Lucia Munenzwa was shell-shocked when she was presented with a list of items that the local clinic needed for her to give birth at the health center.

Top of the list were 10 pairs of latex gloves to be used by the midwives. There were also a surgical blade, clamp cord, cotton wool, linen saver, and rehydration fluid. To buy all the requirements, Ms. Munenzwa, a young widow who survives by selling items on the street, needed about $20 billion Zimbabwean dollars (nearly US $40) – a figure well beyond the reach of any ordinary Zimbabwean.

"The nurses have just told me that without the items, they can't allow me to give birth here," she said with tears in her eyes as she walked out of the clinic, heading home. Two days later, Munenzwa gave birth at home, with the assistance of an elderly neighbor. She named her baby boy Lucky.

The collapse of Zimbabwe's health sector, once the envy of many African countries, may seem to be an internal matter – yet another sign of the country's economic woes. But the flood of an estimated 3 million Zimbabwean refugees from their country – fleeing as much for food and medical care as for political freedom – has quickly spread Zimbabwe's internal crisis to other countries. The ongoing anti-immigrant violence in South Africa shows that Zimbabwe's problems have regional repercussions, putting pressure on African leaders to come up with solutions ... fast.

"What this shows is that effectively there is no government in Zimbabwe," says Chris Maroleng, a Zimbabwe expert at the Institute for Security Studies in Tshwane, as Pretoria is now called. "It says to us that in the end, we must have this issue of human security as an essential starting point for solving the crisis. But the question is how to get to the starting point. The international community that normally intervenes in situations like this is unwelcome now in Zimbabwe. So unless we resolve the underlying political problem, we're going nowhere."

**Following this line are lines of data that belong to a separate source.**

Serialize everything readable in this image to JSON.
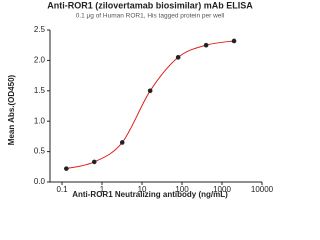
{
  "chart_data": {
    "type": "scatter",
    "title": "Anti-ROR1 (zilovertamab biosimilar) mAb ELISA",
    "subtitle": "0.1 μg of Human ROR1, His tagged protein per well",
    "x_label": "Anti-ROR1 Neutralizing antibody (ng/mL)",
    "y_label": "Mean Abs.(OD450)",
    "xscale": "log",
    "grid": false,
    "line_color": "#e0201b",
    "point_color": "#222222",
    "x": [
      0.128,
      0.64,
      3.2,
      16,
      80,
      400,
      2000
    ],
    "values": [
      0.22,
      0.33,
      0.65,
      1.5,
      2.05,
      2.25,
      2.32
    ],
    "xlim": [
      0.05,
      10000
    ],
    "xticks": [
      0.1,
      1,
      10,
      100,
      1000,
      10000
    ],
    "ylim": [
      0,
      2.5
    ],
    "yticks": [
      {
        "value": 0,
        "label": "0.0"
      },
      {
        "value": 0.5,
        "label": "0.5"
      },
      {
        "value": 1,
        "label": "1.0"
      },
      {
        "value": 1.5,
        "label": "1.5"
      },
      {
        "value": 2,
        "label": "2.0"
      },
      {
        "value": 2.5,
        "label": "2.5"
      }
    ]
  }
}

Signs of the healthcare crisis have been obvious for some time to the few doctors still available in the country's largest hospitals, Parirenyatwa and Harare General Hospital.

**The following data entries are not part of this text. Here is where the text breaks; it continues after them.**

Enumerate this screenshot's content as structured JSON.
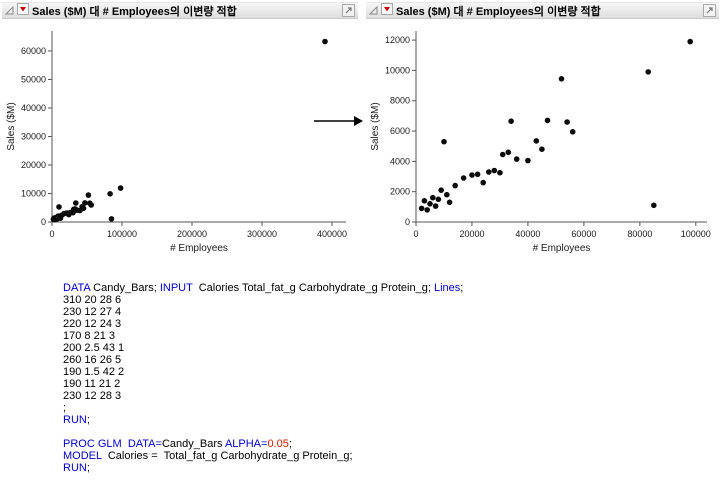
{
  "panels": [
    {
      "title": "Sales ($M) 대 # Employees의 이변량 적합"
    },
    {
      "title": "Sales ($M) 대 # Employees의 이변량 적합"
    }
  ],
  "colors": {
    "keyword_blue": "#0000cd",
    "number_red": "#cc2200",
    "point_black": "#0a0a0a",
    "disclosure_red": "#cc0000"
  },
  "chart_data": [
    {
      "type": "scatter",
      "title": "Sales ($M) 대 # Employees의 이변량 적합",
      "xlabel": "# Employees",
      "ylabel": "Sales ($M)",
      "xlim": [
        0,
        420000
      ],
      "ylim": [
        0,
        67000
      ],
      "xticks": [
        0,
        100000,
        200000,
        300000,
        400000
      ],
      "yticks": [
        0,
        10000,
        20000,
        30000,
        40000,
        50000,
        60000
      ],
      "grid": false,
      "legend": false,
      "points": [
        [
          2000,
          900
        ],
        [
          3000,
          1400
        ],
        [
          4000,
          800
        ],
        [
          5000,
          1200
        ],
        [
          6000,
          1600
        ],
        [
          7000,
          1050
        ],
        [
          8000,
          1500
        ],
        [
          9000,
          2100
        ],
        [
          10000,
          5300
        ],
        [
          11000,
          1800
        ],
        [
          12000,
          1300
        ],
        [
          14000,
          2400
        ],
        [
          17000,
          2900
        ],
        [
          20000,
          3100
        ],
        [
          22000,
          3150
        ],
        [
          24000,
          2600
        ],
        [
          26000,
          3300
        ],
        [
          28000,
          3400
        ],
        [
          30000,
          3250
        ],
        [
          31000,
          4450
        ],
        [
          33000,
          4600
        ],
        [
          34000,
          6650
        ],
        [
          36000,
          4150
        ],
        [
          40000,
          4050
        ],
        [
          43000,
          5350
        ],
        [
          45000,
          4800
        ],
        [
          47000,
          6700
        ],
        [
          52000,
          9450
        ],
        [
          54000,
          6600
        ],
        [
          56000,
          5950
        ],
        [
          83000,
          9900
        ],
        [
          85000,
          1100
        ],
        [
          98000,
          11900
        ],
        [
          390000,
          63300
        ]
      ]
    },
    {
      "type": "scatter",
      "title": "Sales ($M) 대 # Employees의 이변량 적합",
      "xlabel": "# Employees",
      "ylabel": "Sales ($M)",
      "xlim": [
        0,
        104000
      ],
      "ylim": [
        0,
        12600
      ],
      "xticks": [
        0,
        20000,
        40000,
        60000,
        80000,
        100000
      ],
      "yticks": [
        0,
        2000,
        4000,
        6000,
        8000,
        10000,
        12000
      ],
      "grid": false,
      "legend": false,
      "points": [
        [
          2000,
          900
        ],
        [
          3000,
          1400
        ],
        [
          4000,
          800
        ],
        [
          5000,
          1200
        ],
        [
          6000,
          1600
        ],
        [
          7000,
          1050
        ],
        [
          8000,
          1500
        ],
        [
          9000,
          2100
        ],
        [
          10000,
          5300
        ],
        [
          11000,
          1800
        ],
        [
          12000,
          1300
        ],
        [
          14000,
          2400
        ],
        [
          17000,
          2900
        ],
        [
          20000,
          3100
        ],
        [
          22000,
          3150
        ],
        [
          24000,
          2600
        ],
        [
          26000,
          3300
        ],
        [
          28000,
          3400
        ],
        [
          30000,
          3250
        ],
        [
          31000,
          4450
        ],
        [
          33000,
          4600
        ],
        [
          34000,
          6650
        ],
        [
          36000,
          4150
        ],
        [
          40000,
          4050
        ],
        [
          43000,
          5350
        ],
        [
          45000,
          4800
        ],
        [
          47000,
          6700
        ],
        [
          52000,
          9450
        ],
        [
          54000,
          6600
        ],
        [
          56000,
          5950
        ],
        [
          83000,
          9900
        ],
        [
          85000,
          1100
        ],
        [
          98000,
          11900
        ]
      ]
    }
  ],
  "code": {
    "lines": [
      {
        "segments": [
          {
            "t": "DATA",
            "c": "kw"
          },
          {
            "t": " Candy_Bars; ",
            "c": "txt"
          },
          {
            "t": "INPUT",
            "c": "kw"
          },
          {
            "t": "  Calories Total_fat_g Carbohydrate_g Protein_g; ",
            "c": "txt"
          },
          {
            "t": "Lines",
            "c": "kw"
          },
          {
            "t": ";",
            "c": "txt"
          }
        ]
      },
      {
        "segments": [
          {
            "t": "310 20 28 6",
            "c": "txt"
          }
        ]
      },
      {
        "segments": [
          {
            "t": "230 12 27 4",
            "c": "txt"
          }
        ]
      },
      {
        "segments": [
          {
            "t": "220 12 24 3",
            "c": "txt"
          }
        ]
      },
      {
        "segments": [
          {
            "t": "170 8 21 3",
            "c": "txt"
          }
        ]
      },
      {
        "segments": [
          {
            "t": "200 2.5 43 1",
            "c": "txt"
          }
        ]
      },
      {
        "segments": [
          {
            "t": "260 16 26 5",
            "c": "txt"
          }
        ]
      },
      {
        "segments": [
          {
            "t": "190 1.5 42 2",
            "c": "txt"
          }
        ]
      },
      {
        "segments": [
          {
            "t": "190 11 21 2",
            "c": "txt"
          }
        ]
      },
      {
        "segments": [
          {
            "t": "230 12 28 3",
            "c": "txt"
          }
        ]
      },
      {
        "segments": [
          {
            "t": ";",
            "c": "txt"
          }
        ]
      },
      {
        "segments": [
          {
            "t": "RUN",
            "c": "kw"
          },
          {
            "t": ";",
            "c": "txt"
          }
        ]
      },
      {
        "segments": []
      },
      {
        "segments": [
          {
            "t": "PROC GLM",
            "c": "kw"
          },
          {
            "t": "  ",
            "c": "txt"
          },
          {
            "t": "DATA=",
            "c": "kw"
          },
          {
            "t": "Candy_Bars ",
            "c": "txt"
          },
          {
            "t": "ALPHA=",
            "c": "kw"
          },
          {
            "t": "0.05",
            "c": "num"
          },
          {
            "t": ";",
            "c": "txt"
          }
        ]
      },
      {
        "segments": [
          {
            "t": "MODEL",
            "c": "kw"
          },
          {
            "t": "  Calories =  Total_fat_g Carbohydrate_g Protein_g;",
            "c": "txt"
          }
        ]
      },
      {
        "segments": [
          {
            "t": "RUN",
            "c": "kw"
          },
          {
            "t": ";",
            "c": "txt"
          }
        ]
      }
    ]
  }
}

At Parirenyatwa Hospital, only 1 out of 18 dialysis machines works. At Harare General, only 3 out of 50 incubators works, and the neonatal unit is seriously understaffed as nurses and doctors leave for more stable jobs abroad. There is only one radiologist who is servicing Harare and Parirenyatwa hospitals and the Zimbabwe National Army (ZNA). That radiologist is "borrowed" from the Army.

Refrigerators in the mortuary area at Harare General have stopped working.

Two weeks ago, surgeons and anesthesiologists at Parirenyatwa stopped doing any operations to protest the poor working conditions and inadequate supplies. The surgeons say they are afraid of ruining their reputations by continuing to lose patients by going into theater without adequate supplies.

Douglas Gwatidzo, chairman of the Zimbabwe Association of Doctors for Human Rights, describes the situation in Harare's health centers as "dire." "About one doctor is serving over 8,000 people in the country, [compared with] the world standard of 1 doctor to 500 patients," says Mr. Gwatidzo. "It's quite sad."